While it's only been about 15 years since its creation (we won't argue here who created it), the internet has not only changed the way we live and work, it has also become the most critical marketing medium out there. Many people consider a business that doesn't have a website questionable, and recent statistics show that more than 90% of people considering doing business with you will check you out online before engaging in any meaningful interaction.
Consequently, having a website is a must, but just having a website because every business is supposed to have one is a waste of opportunity. What's the purpose of your website? Is it to generate leads and prospects, create sales, be a communications conduit for your current customers, or just to showcase your work? If you are uncertain, that's a problem. This article might help you discover a purpose for your website and measure how well you are achieving that purpose.
In addition to your website being a very powerful marketing tool, the ability to measure every click, every action that occurs on your website is a huge advantage. Moreover, using all that data to understand your customers, constantly improve your marketing efforts and spend your marketing budget more wisely are all too priceless. Taking a data-driven, goal oriented approach to online marketing is the way to go.
Following are two online marketing strategies that when combined get the best results:
Strategy 1: Identify/Integrate "Website Interactions"

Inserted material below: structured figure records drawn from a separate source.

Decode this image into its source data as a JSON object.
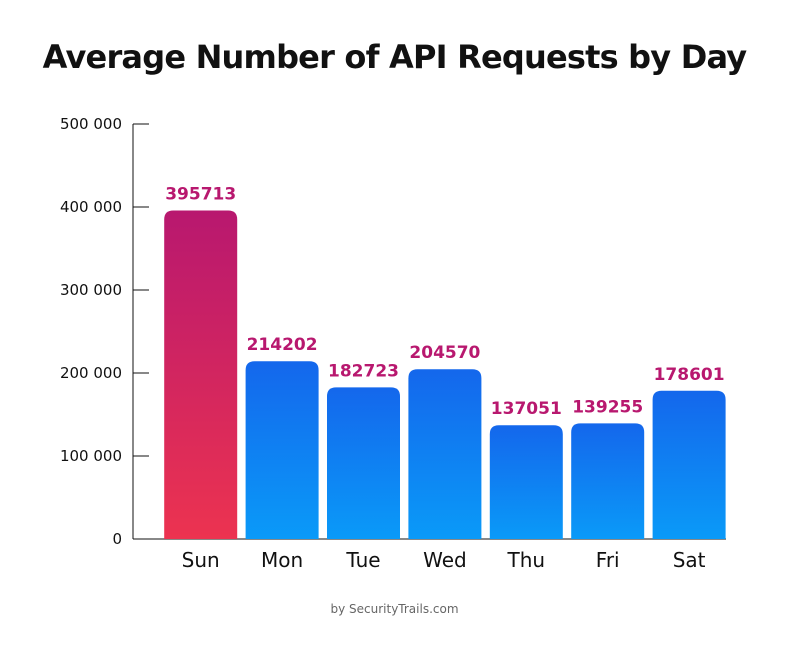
{
  "chart_data": {
    "type": "bar",
    "title": "Average Number of API Requests by Day",
    "xlabel": "",
    "ylabel": "",
    "categories": [
      "Sun",
      "Mon",
      "Tue",
      "Wed",
      "Thu",
      "Fri",
      "Sat"
    ],
    "values": [
      395713,
      214202,
      182723,
      204570,
      137051,
      139255,
      178601
    ],
    "data_labels": [
      "395713",
      "214202",
      "182723",
      "204570",
      "137051",
      "139255",
      "178601"
    ],
    "ylim": [
      0,
      500000
    ],
    "yticks": [
      0,
      100000,
      200000,
      300000,
      400000,
      500000
    ],
    "ytick_labels": [
      "0",
      "100 000",
      "200 000",
      "300 000",
      "400 000",
      "500 000"
    ],
    "grid": false,
    "highlight_category": "Sun",
    "colors": {
      "highlight_top": "#b8186f",
      "highlight_bottom": "#ec3350",
      "bar_top": "#1467ec",
      "bar_bottom": "#0a9af8",
      "data_label": "#b8186f",
      "axis": "#111111"
    }
  },
  "footer": {
    "credit": "by SecurityTrails.com"
  }
}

When someone comes to your website, what do you want him or her to do? If you are uncertain, the chart below might help you understand the potential for "website interactions":
Purpose of Your Website
Possible "Website Interactions"
While this makes perfect sense to most people, it is amazing how many websites fail to offer "website interactions". If you don't sell online, then you need to get a little creative. Here are some examples of "website interactions" in a non-ecommerce situation…
- Sign up for newsletter
- Download a whitepaper
- Calculate something of value for the prospect
- Request valuable information
- Get a quote for a specific project or service
Each business has its own unique lead generation and sales process. Think about yours and be creative about what you can offer that's valuable to your prospects, and then integrate that offer into your website.

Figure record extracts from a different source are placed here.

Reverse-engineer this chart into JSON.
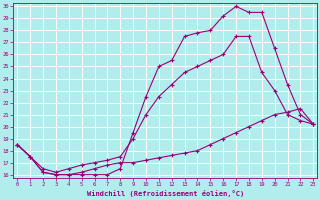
{
  "xlabel": "Windchill (Refroidissement éolien,°C)",
  "bg_color": "#b2eded",
  "grid_color": "#d0d0d0",
  "line_color": "#990077",
  "xmin": 0,
  "xmax": 23,
  "ymin": 16,
  "ymax": 30,
  "curve1_x": [
    0,
    1,
    2,
    3,
    4,
    5,
    6,
    7,
    8,
    9,
    10,
    11,
    12,
    13,
    14,
    15,
    16,
    17,
    18,
    19,
    20,
    21,
    22,
    23
  ],
  "curve1_y": [
    18.5,
    17.5,
    16.2,
    16.0,
    16.0,
    16.0,
    16.0,
    16.0,
    16.5,
    19.5,
    22.5,
    25.0,
    25.5,
    27.5,
    27.8,
    28.0,
    29.2,
    30.0,
    29.5,
    29.5,
    26.5,
    23.5,
    21.0,
    20.2
  ],
  "curve2_x": [
    0,
    1,
    2,
    3,
    4,
    5,
    6,
    7,
    8,
    9,
    10,
    11,
    12,
    13,
    14,
    15,
    16,
    17,
    18,
    19,
    20,
    21,
    22,
    23
  ],
  "curve2_y": [
    18.5,
    17.5,
    16.5,
    16.2,
    16.5,
    16.8,
    17.0,
    17.2,
    17.5,
    19.0,
    21.0,
    22.5,
    23.5,
    24.5,
    25.0,
    25.5,
    26.0,
    27.5,
    27.5,
    24.5,
    23.0,
    21.0,
    20.5,
    20.2
  ],
  "curve3_x": [
    0,
    1,
    2,
    3,
    4,
    5,
    6,
    7,
    8,
    9,
    10,
    11,
    12,
    13,
    14,
    15,
    16,
    17,
    18,
    19,
    20,
    21,
    22,
    23
  ],
  "curve3_y": [
    18.5,
    17.5,
    16.2,
    16.0,
    16.0,
    16.2,
    16.5,
    16.8,
    17.0,
    17.0,
    17.2,
    17.4,
    17.6,
    17.8,
    18.0,
    18.5,
    19.0,
    19.5,
    20.0,
    20.5,
    21.0,
    21.2,
    21.5,
    20.2
  ]
}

Strategy 2: Use Web Analytics to Measure and Improve "Website Interactions"
Now that you've integrated a compelling "website interaction", begin measuring how your marketing activities leading up to that interaction are working. This measurement process is broken down into two elements:
- Performance by marketing activity – how people get to your website
- Performance of your website – what people do once on your website
Using web analytics data you can segment how people are getting to your website and how your various marketing initiatives are working. The image to the right is an example of separate analytics reports based on sources of website traffic. In this case, the firm is doing Affiliate marketing, email marketing, organic SEO and pay-per-click search marketing. By segmenting sources of traffic, one can analyze the effectiveness of each marketing initiative, determine how well each initiative is working and make adjustments to improve results. For firms making meaningful investments in online marketing and depending heavily on website performance, this kind of data can be invaluable.
Taking the segmentation approach even further, websites involved in selling products and services online can benefit greatly from analytics data that identifies various product attributes. In the image to the left, the firm is tracking online consumer behavior based on price point. Understanding online visitor behavior based on the types of products and services you are selling provides opportunities to increase online conversions/sales and improve the productivity of search engine and social media marketing campaigns.
Effective marketing is often all about segmentation…segmenting your customers and providing them information that is unique to them. The same principle is true for improving return on your marketing investments, and the power of web analytics data can get you there.
In summary, don't have a website just to have a website – that's so 90's. Get creative about having compelling “website interactions” or calls-to-action. Then, get your measurement systems in place to track how well you are performing and how well your marketing investments are paying off.